| Fair points, but I think you're responding to an argument my piece isn't quite making. The complaint isn't that logistics should follow Moore's Law or that we need same-day delivery for everything. It's that we're paying more for objectively worse service than we had a decade ago. Services aren't "adapting to consumer needs", its just objective decay being masked as optimization. The Lettre Verte example actually reinforces the point: service got slower, then slower again, not because physics demanded it but because maintaining the previous standard became inconvenient. The dedicated sorting train wasn't decommissioned because trains stopped working; it was decommissioned because the institution decided the mail didn't matter enough to run it. Nobody expects sea transport to break the sound barrier. But when 73% of consumers experience an outright delivery failure in a three-month period, that's not bumping against hard physical limits. That's drivers marking packages "delivered" that weren't, because lying clears the route faster. That's solvable. We're just in a system that doesn't incentive fixing it. The asymptotic argument would land if we were approaching some theoretical maximum. We're not. We're sliding backward from where we were, while costs rise. I'm not asking for magic, I'm asking where went the reliability we already had, at the prices we're already paying. |
> I'm not asking for magic, I'm asking where went the reliability we already had, at the prices we're already paying.
My god thank you! My partner and I have been talking about this for the past 2 years in the context of food service and delivery service industry.
Greater than 50% of all our restaurant orders are straight up wrong or missing items, whether it’s from local places, chains, or fast food restaurants.
The unreliability is staggering, especially because we’re paying so much more!
It’s gotten so bad that we’re done with certain services and establishments for good now, or we make sure to QC before leaving the restaurant to ensure everything is in the bag.
Even more ironic, this happened a couple weeks ago at Texas Roadhouse — the same restaurant I worked in decades ago as a teenager, so I remember the process we had to go through for to-go orders.

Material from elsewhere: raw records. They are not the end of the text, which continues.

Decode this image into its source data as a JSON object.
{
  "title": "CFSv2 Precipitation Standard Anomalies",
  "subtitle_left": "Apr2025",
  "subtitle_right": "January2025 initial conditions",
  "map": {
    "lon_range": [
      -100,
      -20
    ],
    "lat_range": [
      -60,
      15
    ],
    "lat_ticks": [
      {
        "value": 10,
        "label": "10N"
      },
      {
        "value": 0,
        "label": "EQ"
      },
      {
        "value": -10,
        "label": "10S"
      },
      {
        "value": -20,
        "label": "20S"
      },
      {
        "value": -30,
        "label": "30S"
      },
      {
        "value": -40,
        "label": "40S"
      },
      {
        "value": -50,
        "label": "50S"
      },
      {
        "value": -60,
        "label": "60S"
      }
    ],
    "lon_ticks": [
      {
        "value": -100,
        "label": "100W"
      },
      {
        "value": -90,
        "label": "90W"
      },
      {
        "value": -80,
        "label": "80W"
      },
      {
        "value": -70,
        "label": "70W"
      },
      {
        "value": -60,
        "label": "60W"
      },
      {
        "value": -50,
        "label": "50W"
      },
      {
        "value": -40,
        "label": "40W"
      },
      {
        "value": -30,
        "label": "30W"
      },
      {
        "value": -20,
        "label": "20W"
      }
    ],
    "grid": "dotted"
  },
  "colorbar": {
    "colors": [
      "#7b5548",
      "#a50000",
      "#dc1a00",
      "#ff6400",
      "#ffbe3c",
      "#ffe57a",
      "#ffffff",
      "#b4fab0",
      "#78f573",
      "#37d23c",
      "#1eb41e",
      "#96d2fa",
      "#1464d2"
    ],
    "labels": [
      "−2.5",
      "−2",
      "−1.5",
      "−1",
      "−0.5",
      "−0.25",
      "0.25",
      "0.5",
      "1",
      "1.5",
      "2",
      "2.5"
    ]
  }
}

First, we’d take the order over the phone. We’d repeat the order back to the customer to confirm everything (1st QC). When the food came up in the window, we’d pack the food in bags, crossing off every item on the receipt before stapling it to the bag (2nd QC). When the customer came to pick up their food, we’d have to take every box out of the bag, show the customer the food, and confirm that everything they expected in their order was there (3rd QC).
No customer. Every left. With an incorrect order. Simple.
That process is gone now. We paid more and came home missing my partner’s meal. Wtf.